Ia menjelaskan bahwa perkara yang sebelumnya pernah diberitakan telah mengalami perkembangan hukum lebih lanjut. Oleh karena itu, menurutnya, pemberitaan yang hanya mengutip putusan praperadilan lama tanpa memuat perkembangan tersebut tidak mencerminkan gambaran perkara secara menyeluruh.
Dr. Teguh Suharto Utomo juga menyayangkan apabila permintaan klarifikasi, hak jawab, atau koreksi tidak diberikan ruang secara proporsional. Menurutnya, prinsip keberimbangan merupakan salah satu fondasi utama dalam praktik jurnalistik yang bertanggung jawab.
"Pers tidak hanya memiliki kebebasan, tetapi juga tanggung jawab untuk menyampaikan informasi secara utuh dan akurat. Kebebasan pers tidak identik dengan kebebasan mengabaikan perkembangan fakta hukum," ujarnya.
Lebih lanjut, Dr. Teguh Suharto Utomo menegaskan bahwa apabila masih terdapat pihak yang terus menyebarluaskan informasi yang menurutnya tidak mencerminkan perkembangan perkara secara lengkap serta mengabaikan hak jawab dan hak koreksi, maka ia akan mempertimbangkan seluruh upaya hukum yang tersedia sesuai ketentuan peraturan perundang-undangan.

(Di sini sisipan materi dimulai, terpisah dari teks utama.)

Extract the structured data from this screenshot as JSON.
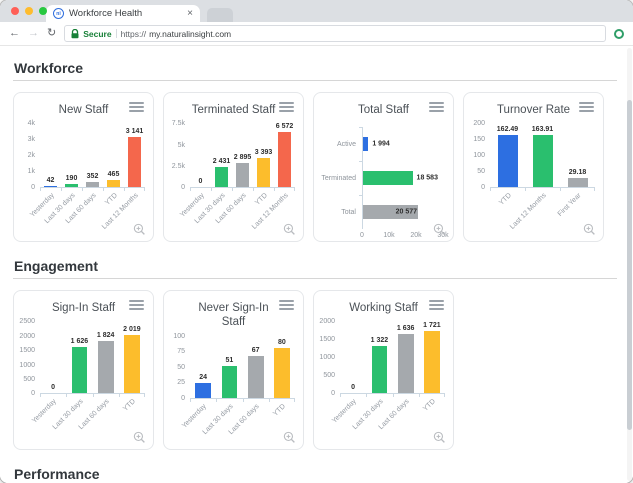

Langkah tersebut, menurutnya, bukan dimaksudkan untuk membatasi kebebasan pers, melainkan untuk menjaga agar pemberitaan tetap berada dalam koridor hukum, etika jurnalistik, dan perlindungan terhadap hak setiap warga negara atas pemberitaan yang adil dan berimbang.
Dr. Teguh Suharto Utomo mengajak masyarakat untuk menyikapi setiap pemberitaan secara kritis dengan memperhatikan kronologi perkara secara menyeluruh, termasuk perkembangan hukum terbaru, sehingga tidak mudah terpengaruh oleh narasi yang hanya menampilkan sebagian fakta.
"Reputasi seseorang tidak boleh dikorbankan hanya karena sebuah pemberitaan mengabaikan konteks dan perkembangan hukum yang terjadi. Kebenaran hukum harus disampaikan secara utuh, objektif, dan bertanggung jawab," tutupnya.